Published 10:21pm Friday, July 12, 2013

After a whirlwind week of news, our newsroom is typically worn out, nearing burnt out and quite honestly ready for some peace and quiet — or maybe just a glass of wine. We start to ask ourselves, “Can there please just be one day of no bad news?” The answer to that question, I’m quickly finding, is typically no.

On those days when we’re so focused on chasing down stories it’s easy to forget to slow down and breathe. Sitting at my desk, tucked away in my office just off of Water Avenue I sometimes pray for a moment of calm. And more often than not, just as I’m finishing that prayer, I’ll hear sirens of pandemonium begin to wail across the Edmund Pettus Bridge, getting louder and louder as the Lord clearly answers my prayer — and it seems his answer is usally “not today.”

Sadly fires, shootings, break-ins and even deaths, are all topics I’ve had to cover on multiple occasions in the past few weeks.

Every time I’ve rushed to the scene of an accident or investigation, my veins are filled with adrenaline as I drive up to the scene, not sure of what I’ll find. And when I heard “shots fired” come across the police scanner Tuesday, that same adrenaline found its way to my heart, making me feel brave as I approached the scene of a drive-by shooting.

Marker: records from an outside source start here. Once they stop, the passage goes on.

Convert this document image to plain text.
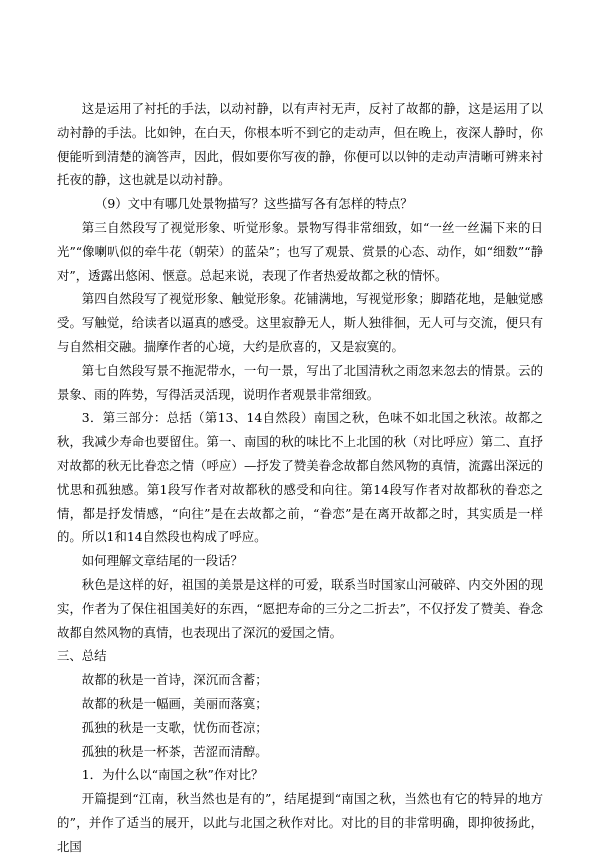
这是运用了衬托的手法，以动衬静，以有声衬无声，反衬了故都的静，这是运用了以动衬静的手法。比如钟，在白天，你根本听不到它的走动声，但在晚上，夜深人静时，你便能听到清楚的滴答声，因此，假如要你写夜的静，你便可以以钟的走动声清晰可辨来衬托夜的静，这也就是以动衬静。

（9）文中有哪几处景物描写？这些描写各有怎样的特点？

第三自然段写了视觉形象、听觉形象。景物写得非常细致，如“一丝一丝漏下来的日光”“像喇叭似的牵牛花（朝荣）的蓝朵”；也写了观景、赏景的心态、动作，如“细数”“静对”，透露出悠闲、惬意。总起来说，表现了作者热爱故都之秋的情怀。

第四自然段写了视觉形象、触觉形象。花铺满地，写视觉形象；脚踏花地，是触觉感受。写触觉，给读者以逼真的感受。这里寂静无人，斯人独徘徊，无人可与交流，便只有与自然相交融。揣摩作者的心境，大约是欣喜的，又是寂寞的。

第七自然段写景不拖泥带水，一句一景，写出了北国清秋之雨忽来忽去的情景。云的景象、雨的阵势，写得活灵活现，说明作者观景非常细致。

3．第三部分：总括（第13、14自然段）南国之秋，色味不如北国之秋浓。故都之秋，我减少寿命也要留住。第一、南国的秋的味比不上北国的秋（对比呼应）第二、直抒对故都的秋无比眷恋之情（呼应）—抒发了赞美眷念故都自然风物的真情，流露出深远的忧思和孤独感。第1段写作者对故都秋的感受和向往。第14段写作者对故都秋的眷恋之情，都是抒发情感，“向往”是在去故都之前，“眷恋”是在离开故都之时，其实质是一样的。所以1和14自然段也构成了呼应。

如何理解文章结尾的一段话？

秋色是这样的好，祖国的美景是这样的可爱，联系当时国家山河破碎、内交外困的现实，作者为了保住祖国美好的东西，“愿把寿命的三分之二折去”，不仅抒发了赞美、眷念故都自然风物的真情，也表现出了深沉的爱国之情。

三、总结

故都的秋是一首诗，深沉而含蓄；

故都的秋是一幅画，美丽而落寞；

孤独的秋是一支歌，忧伤而苍凉；

孤独的秋是一杯茶，苦涩而清醇。

1．为什么以“南国之秋”作对比？

开篇提到“江南，秋当然也是有的”，结尾提到“南国之秋，当然也有它的特异的地方的”，并作了适当的展开，以此与北国之秋作对比。对比的目的非常明确，即抑彼扬此，北国
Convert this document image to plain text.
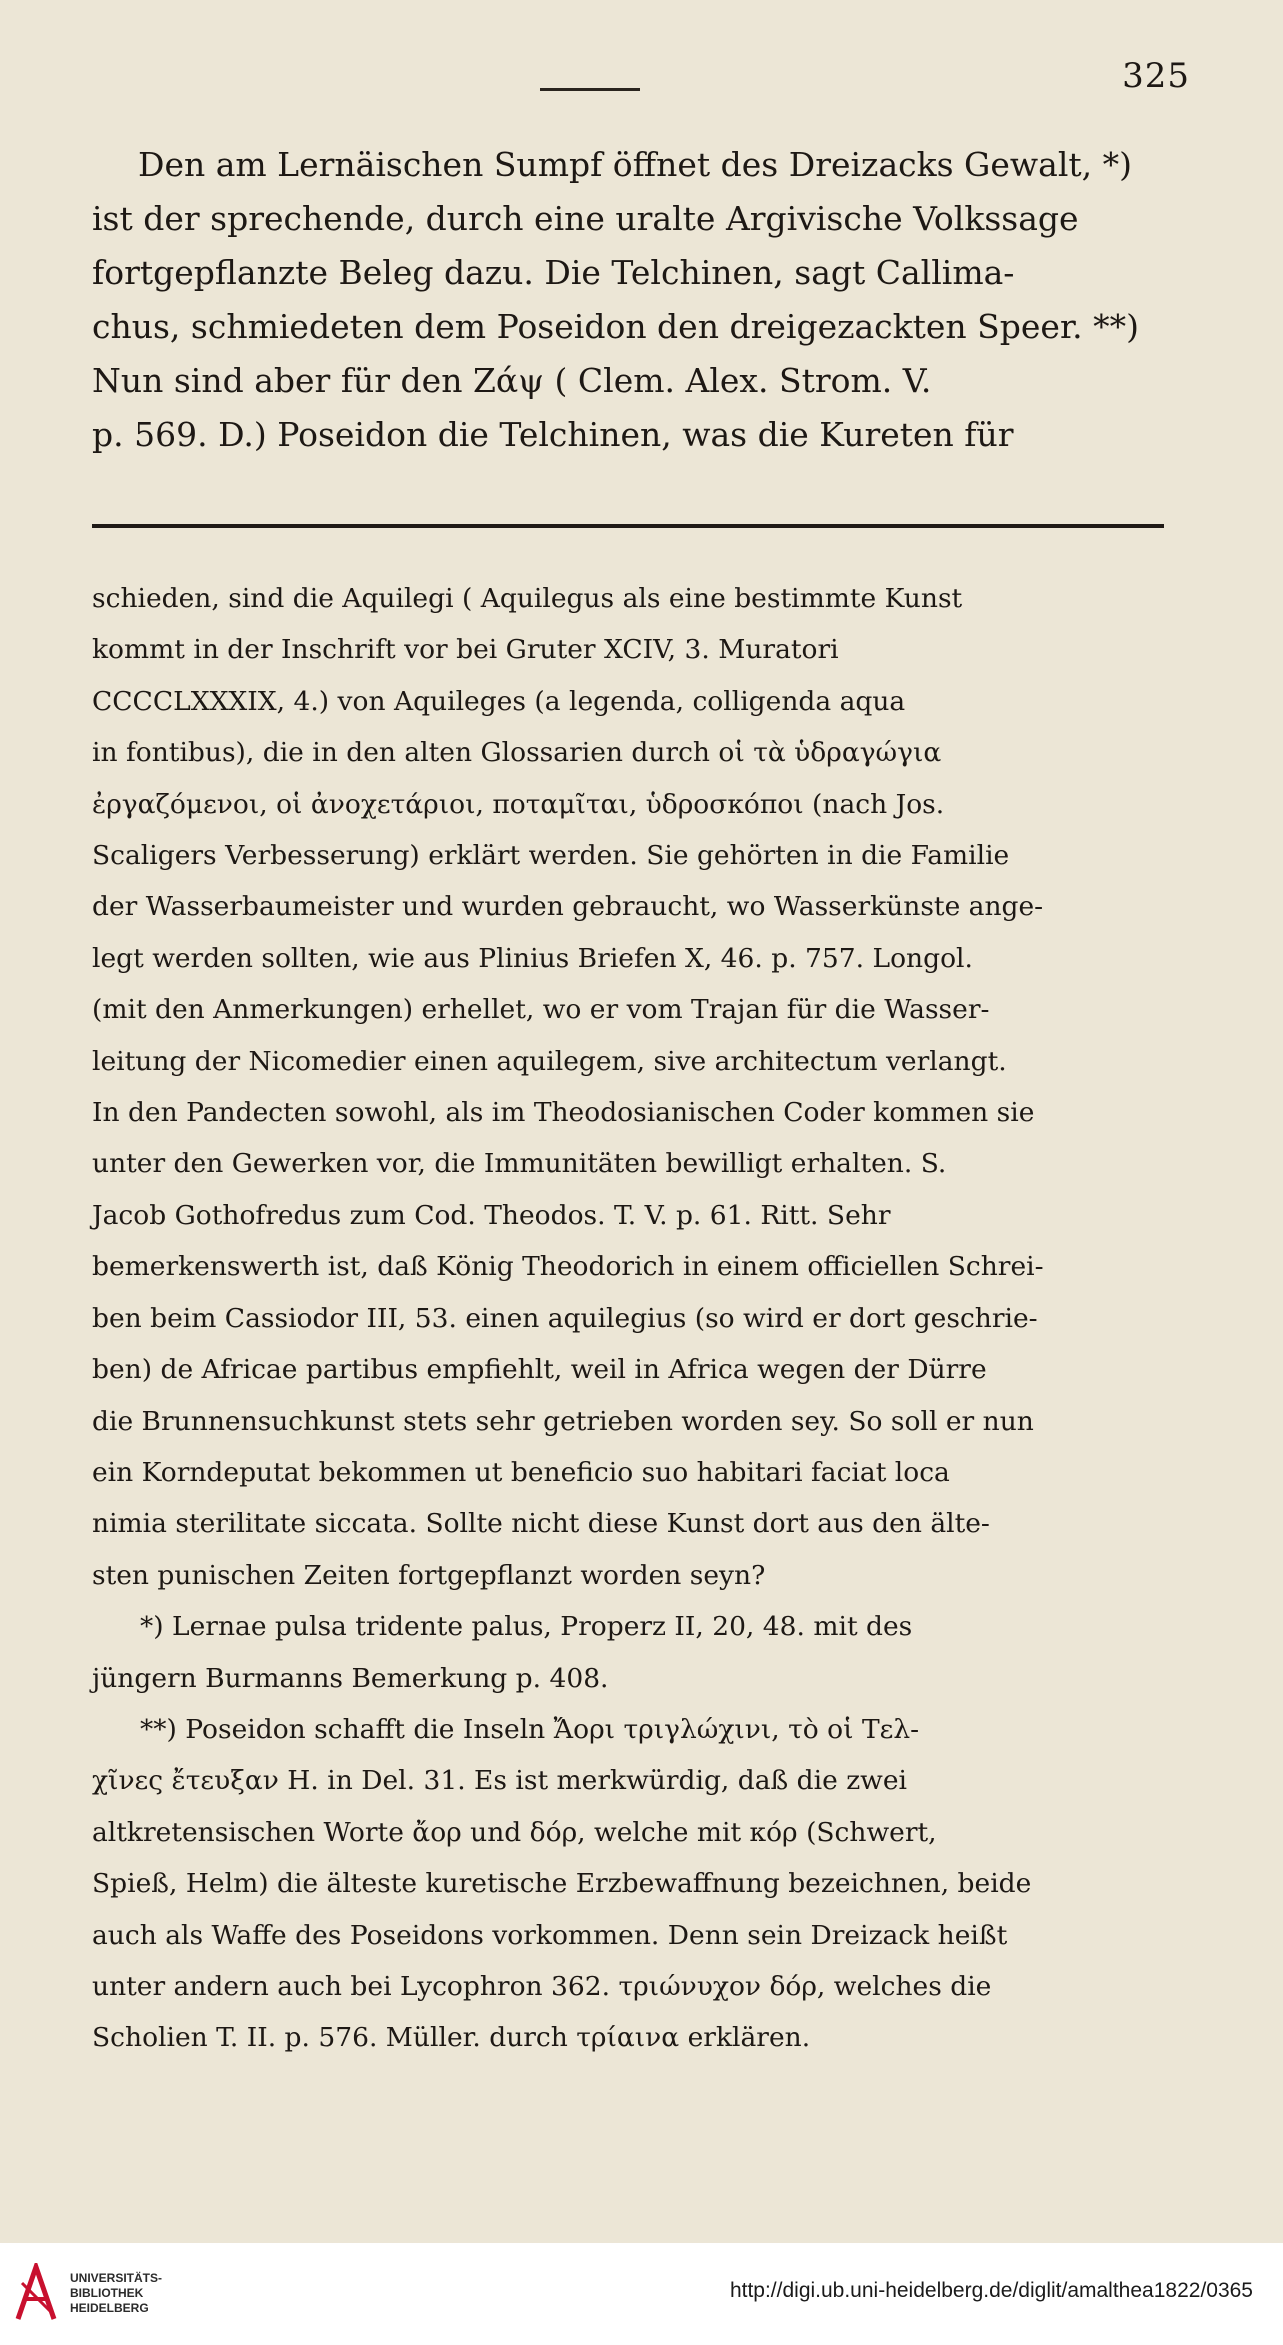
325
Den am Lernäischen Sumpf öffnet des Dreizacks Gewalt, *)
ist der sprechende, durch eine uralte Argivische Volkssage
fortgepflanzte Beleg dazu. Die Telchinen, sagt Callima-
chus, schmiedeten dem Poseidon den dreigezackten Speer. **)
Nun sind aber für den Ζάψ ( Clem. Alex. Strom. V.
p. 569. D.) Poseidon die Telchinen, was die Kureten für
schieden, sind die Aquilegi ( Aquilegus als eine bestimmte Kunst
kommt in der Inschrift vor bei Gruter XCIV, 3. Muratori
CCCCLXXXIX, 4.) von Aquileges (a legenda, colligenda aqua
in fontibus), die in den alten Glossarien durch οἱ τὰ ὑδραγώγια
ἐργαζόμενοι, οἱ ἀνοχετάριοι, ποταμῖται, ὑδροσκόποι (nach Jos.
Scaligers Verbesserung) erklärt werden. Sie gehörten in die Familie
der Wasserbaumeister und wurden gebraucht, wo Wasserkünste ange-
legt werden sollten, wie aus Plinius Briefen X, 46. p. 757. Longol.
(mit den Anmerkungen) erhellet, wo er vom Trajan für die Wasser-
leitung der Nicomedier einen aquilegem, sive architectum verlangt.
In den Pandecten sowohl, als im Theodosianischen Coder kommen sie
unter den Gewerken vor, die Immunitäten bewilligt erhalten. S.
Jacob Gothofredus zum Cod. Theodos. T. V. p. 61. Ritt. Sehr
bemerkenswerth ist, daß König Theodorich in einem officiellen Schrei-
ben beim Cassiodor III, 53. einen aquilegius (so wird er dort geschrie-
ben) de Africae partibus empfiehlt, weil in Africa wegen der Dürre
die Brunnensuchkunst stets sehr getrieben worden sey. So soll er nun
ein Korndeputat bekommen ut beneficio suo habitari faciat loca
nimia sterilitate siccata. Sollte nicht diese Kunst dort aus den älte-
sten punischen Zeiten fortgepflanzt worden seyn?
*) Lernae pulsa tridente palus, Properz II, 20, 48. mit des
jüngern Burmanns Bemerkung p. 408.
**) Poseidon schafft die Inseln Ἄορι τριγλώχινι, τὸ οἱ Τελ-
χῖνες ἔτευξαν H. in Del. 31. Es ist merkwürdig, daß die zwei
altkretensischen Worte ἄορ und δόρ, welche mit κόρ (Schwert,
Spieß, Helm) die älteste kuretische Erzbewaffnung bezeichnen, beide
auch als Waffe des Poseidons vorkommen. Denn sein Dreizack heißt
unter andern auch bei Lycophron 362. τριώνυχον δόρ, welches die
Scholien T. II. p. 576. Müller. durch τρίαινα erklären.
UNIVERSITÄTS-
BIBLIOTHEK
HEIDELBERG
http://digi.ub.uni-heidelberg.de/diglit/amalthea1822/0365
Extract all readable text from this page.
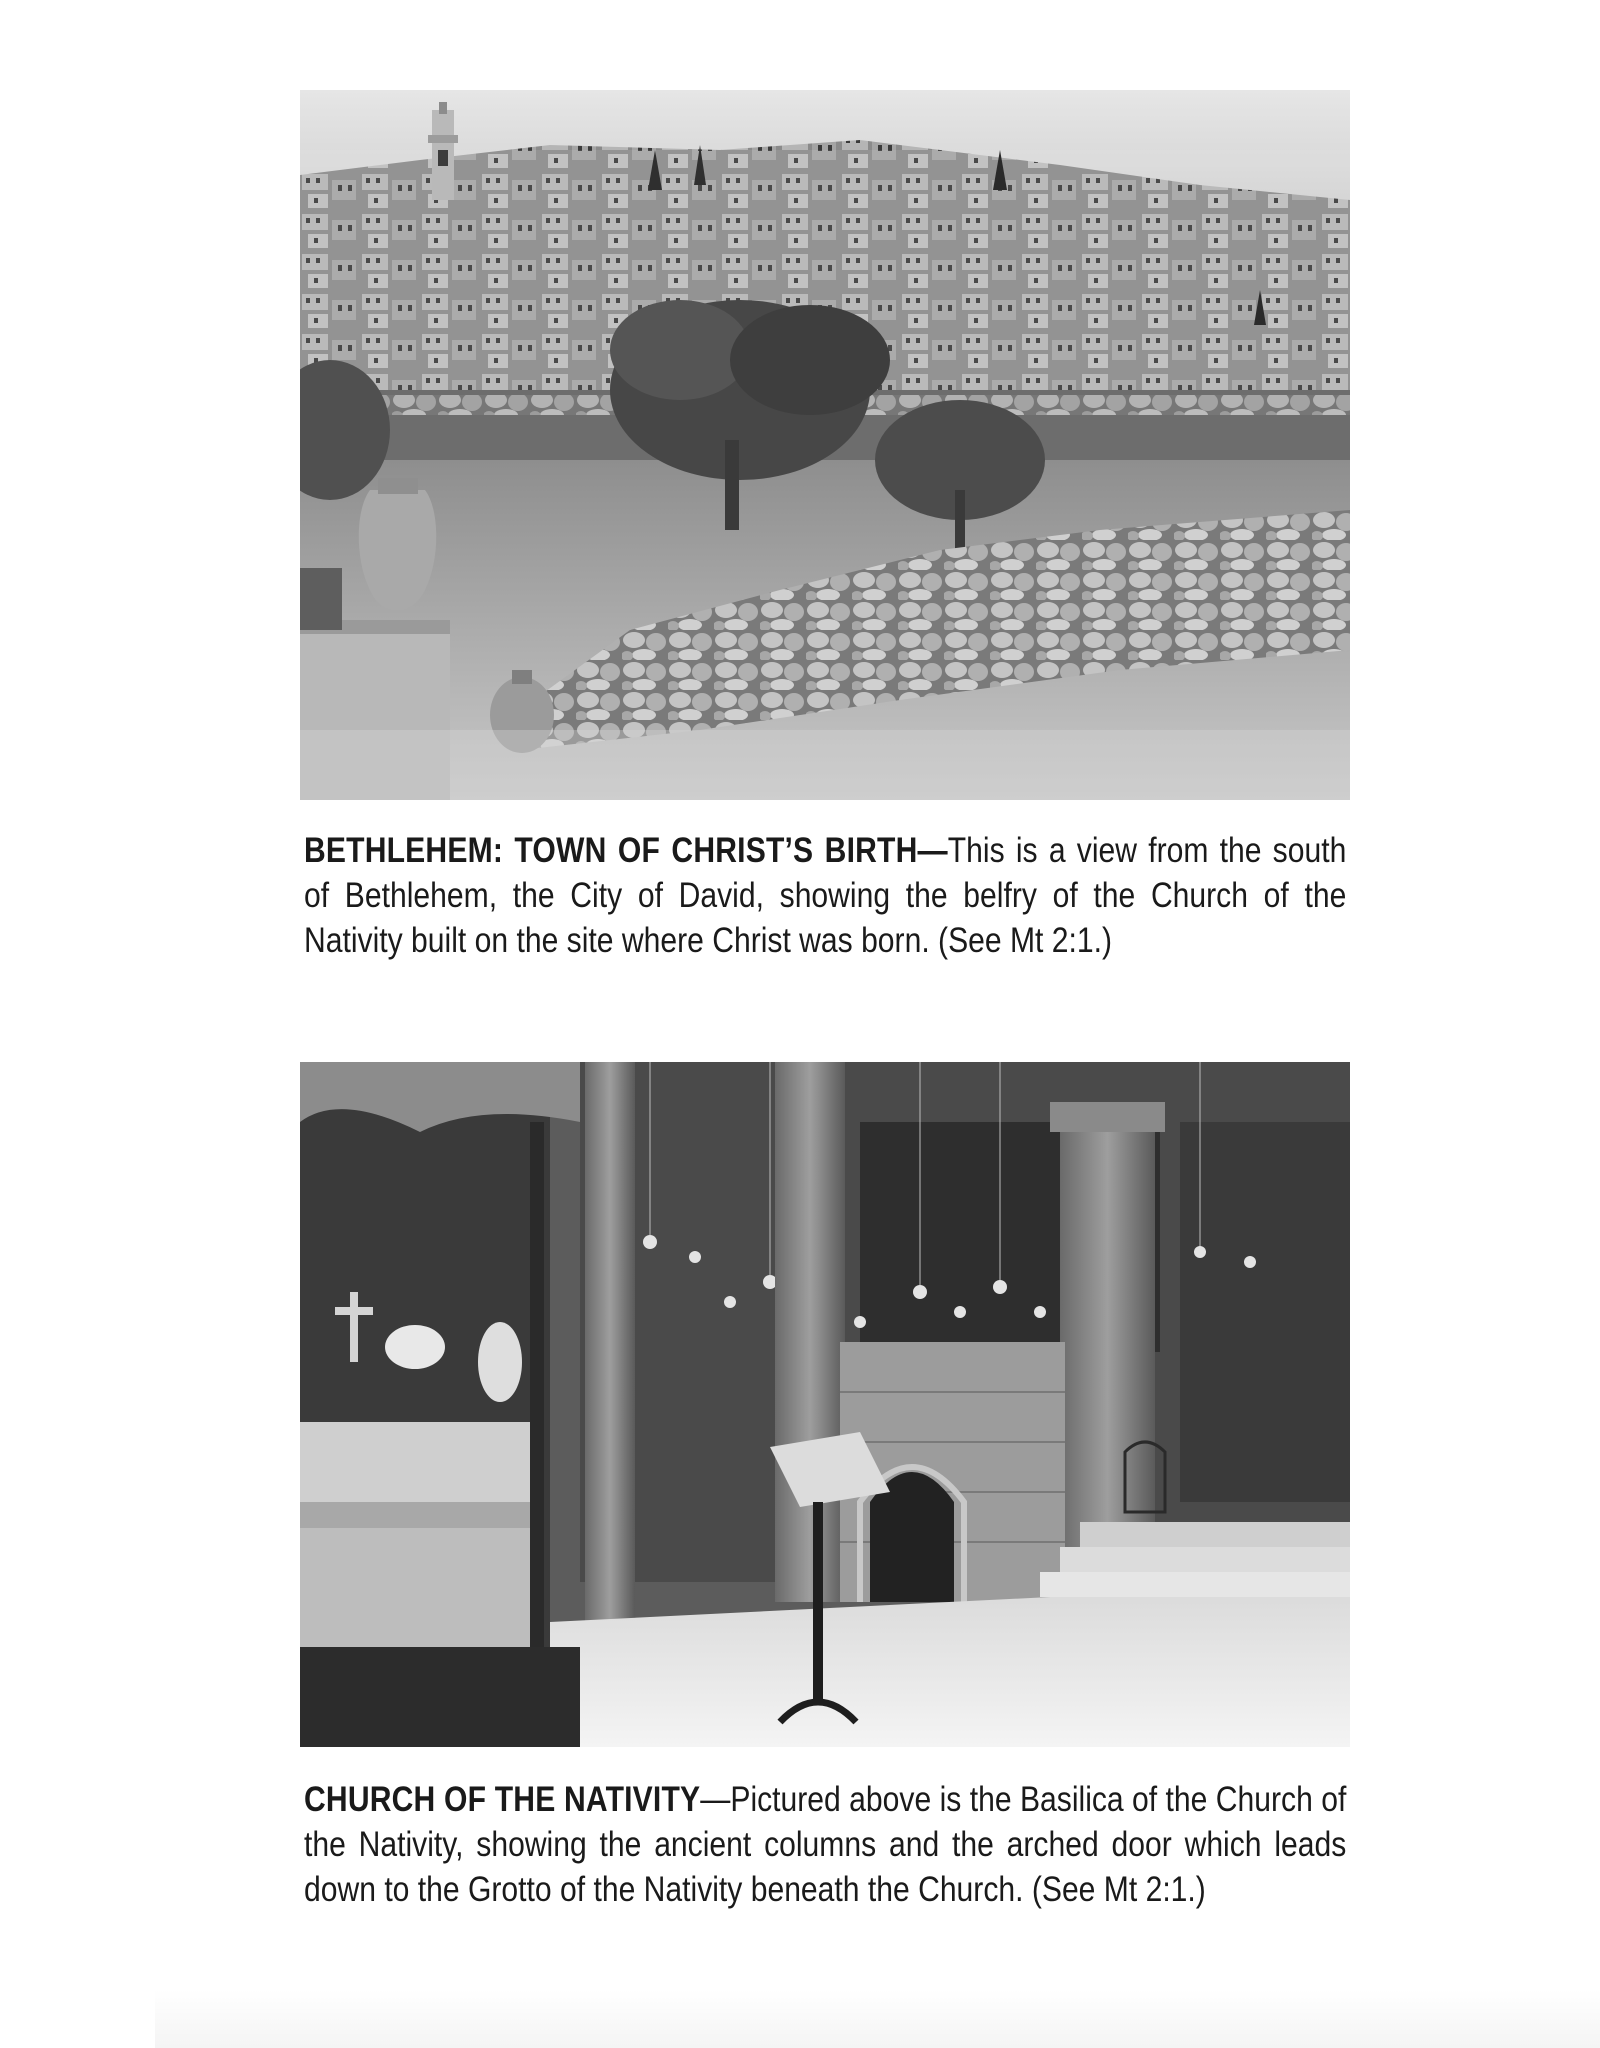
BETHLEHEM: TOWN OF CHRIST’S BIRTH—This is a view from the south of Bethlehem, the City of David, showing the belfry of the Church of the Nativity built on the site where Christ was born. (See Mt 2:1.)

CHURCH OF THE NATIVITY—Pictured above is the Basilica of the Church of the Nativity, showing the ancient columns and the arched door which leads down to the Grotto of the Nativity beneath the Church. (See Mt 2:1.)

This time however, I saw a different side of Selma; a scary side that I hope most residents never have to see. This scene, I quickly realized, was unlike any other I had covered before. Instead of feeling the security of a fleet of officers as I walked the grounds of the property — talking to witnesses and examining the bullet hole filled window screen — I felt genuinely nervous.

The police left and I was alone with the residents. As they told me what happened, I began to absorb the emotions going through the hearts and minds of the family who’s innocence had just been violated when a drive-by shooter decided to fire a few rounds into their home. The adults told me while they felt lucky no one was injured, they were scared to stay at their own home — afraid the shooter, who has still not been found, would come back again.

Several children were riding bikes in the front yard, and when they heard some of the women in their family telling me about the gun shots, they too piped up, eager to say, “I saw a bullet go right by me,” — totally unphased.

This struck me to my core and made me long for that moment of calm. Selma should not be a place where parents and children are fearful of violence coming into their homes and safe places. Covering the news may be my job, but it does not mean I don’t feel for the victims whose lives and moments of terror land on the front page.